Back at home, the first Great Western Railway ‘Prairie’ was No. 99, a prototype built in 1903 from which many other versions of 2-6-2T evolved using standard parts. It was renumbered no fewer than three times, appearing as 3100, then 5100 and, after a reduction in coupled wheel size from 5ft 8in to 5ft 6in, as 8100. This was part of a major 1938 scheme to aid the acceleration of stopping trains but only 10 ‘81XXs’, incorporating parts of existing locos, were produced before the Second World War put an end to such extravagance.
Meanwhile, under C B Collett, who succeeded Churchward as chief mechanical engineer, a further modified version was introduced in 1929: the ‘5101’ class, numbered 5101-10, 5150-5199 and 4100-79, with No. 4179 entering service under BR as late as December 1949.
Filling the gap
The ‘5101s’ became a regular sight at Birmingham (Snow Hill) as were the later and nominally more powerful ‘61XXs’ at Paddington (RM Nov 2018). My own experiences with the ‘5101s’ were unexciting; however, in the 1930s the daily Newcastle to Bournemouth train was regularly hauled by one from Banbury to Oxford, filling the gap between LNER haulage on the former Great Central and Southern power from Oxford onwards. In The Railway Magazine for July 1939, Cecil J Allen described a lively run on the intervening section.
A 285-ton load would have been substantial for a relatively slim-boilered 2-6-2T, yet No. 4108 urged its train to 60mph by Aynho Junction and a full 75mph at Fritwell, after just eight miles. By Kidlington they were almost within sight of ‘even time’ from the start, but adverse signals in from Wolvercot Junction (now Wolvercote North Junction) put paid to any such aspiration, although time was all but kept.
The second Great Western 2-6-2T was No. 115, later renumbered 4400, completed at Swindon in 1904 as a scaled-down version of the prototype No. 99. This was followed by 3101-10, built at Wolverhampton during 1905/06, and later renumbered 4401-10.
With coupled wheels just 4ft 1½in in diameter, they were ideal for remote steeply graded lines such as the ‘corkscrew’ link from Yelverton to Princetown, on Dartmoor.

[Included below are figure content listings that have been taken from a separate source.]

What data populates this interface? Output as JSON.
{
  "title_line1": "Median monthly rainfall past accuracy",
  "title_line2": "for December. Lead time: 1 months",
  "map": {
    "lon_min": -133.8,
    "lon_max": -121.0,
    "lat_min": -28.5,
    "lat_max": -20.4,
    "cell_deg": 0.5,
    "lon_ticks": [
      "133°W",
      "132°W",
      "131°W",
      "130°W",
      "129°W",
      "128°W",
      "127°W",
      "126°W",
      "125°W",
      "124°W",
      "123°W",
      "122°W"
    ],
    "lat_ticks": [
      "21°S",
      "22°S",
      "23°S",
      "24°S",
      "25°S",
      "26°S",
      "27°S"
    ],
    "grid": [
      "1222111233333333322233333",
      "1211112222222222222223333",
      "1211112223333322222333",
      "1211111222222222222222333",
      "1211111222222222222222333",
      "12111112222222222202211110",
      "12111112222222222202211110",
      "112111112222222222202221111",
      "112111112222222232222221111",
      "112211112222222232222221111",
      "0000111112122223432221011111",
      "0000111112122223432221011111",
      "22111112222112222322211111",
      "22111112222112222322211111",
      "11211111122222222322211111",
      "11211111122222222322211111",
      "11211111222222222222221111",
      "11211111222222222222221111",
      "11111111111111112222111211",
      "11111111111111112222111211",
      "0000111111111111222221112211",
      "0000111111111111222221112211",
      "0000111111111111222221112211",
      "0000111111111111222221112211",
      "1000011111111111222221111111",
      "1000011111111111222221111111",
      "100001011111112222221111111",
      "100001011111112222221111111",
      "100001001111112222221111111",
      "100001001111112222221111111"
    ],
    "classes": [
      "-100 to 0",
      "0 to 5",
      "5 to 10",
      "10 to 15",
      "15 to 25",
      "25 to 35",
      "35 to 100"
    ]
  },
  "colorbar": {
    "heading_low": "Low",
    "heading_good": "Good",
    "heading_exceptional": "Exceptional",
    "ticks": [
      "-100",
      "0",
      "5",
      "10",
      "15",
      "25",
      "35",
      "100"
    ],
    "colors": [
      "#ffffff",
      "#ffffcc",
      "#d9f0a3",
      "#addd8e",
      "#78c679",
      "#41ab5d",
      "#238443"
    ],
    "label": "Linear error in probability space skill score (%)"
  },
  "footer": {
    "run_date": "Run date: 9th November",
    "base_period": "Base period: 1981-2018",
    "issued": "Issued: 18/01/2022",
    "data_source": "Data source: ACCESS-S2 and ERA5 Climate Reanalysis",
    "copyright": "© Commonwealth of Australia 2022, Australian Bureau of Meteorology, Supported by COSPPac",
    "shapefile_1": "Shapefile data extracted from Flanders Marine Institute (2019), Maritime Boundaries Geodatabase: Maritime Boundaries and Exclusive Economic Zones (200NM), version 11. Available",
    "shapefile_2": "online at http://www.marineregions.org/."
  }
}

Better known than the ‘44XXs’ were the versatile ‘45XX’ and ‘4575’ classes, their 4ft 7½in ‘drivers’ enabling them to work up to 60mph where necessary; they evoked memories of bucolic branch lines of the west where, someone once said, “it was always afternoon”.

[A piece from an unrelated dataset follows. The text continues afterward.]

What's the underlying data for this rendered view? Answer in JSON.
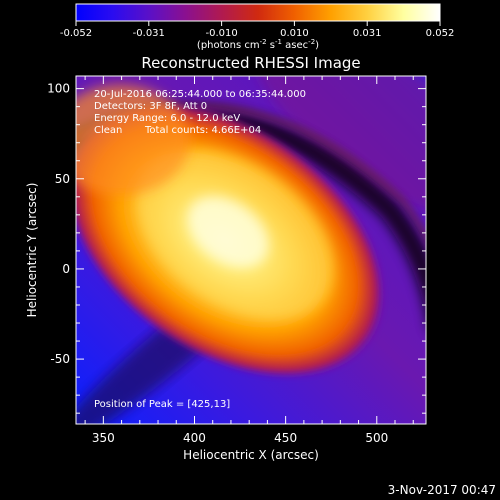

GWR ‘5101’ class 2-6-2T No. 4125 accelerates away from Banbury on September 27, 1959, with a York to Bournemouth working.
KEN FAIREY/COLOUR-RAIL
Former LNER ‘N1’ class 0-6-2T No. 69444 passes Holbeck Junction with a Leeds City to Bradford Exchange working in the mid-1950s.
ERIC TREACY
The first 20 of the class, originally numbered 2161-80, were completed at Wolverhampton and were the last locos to be built there, while the remainder emanated from Swindon. All were eventually superheated, while those in the ‘4575’ and ‘55XX’ series had enhanced water capacity.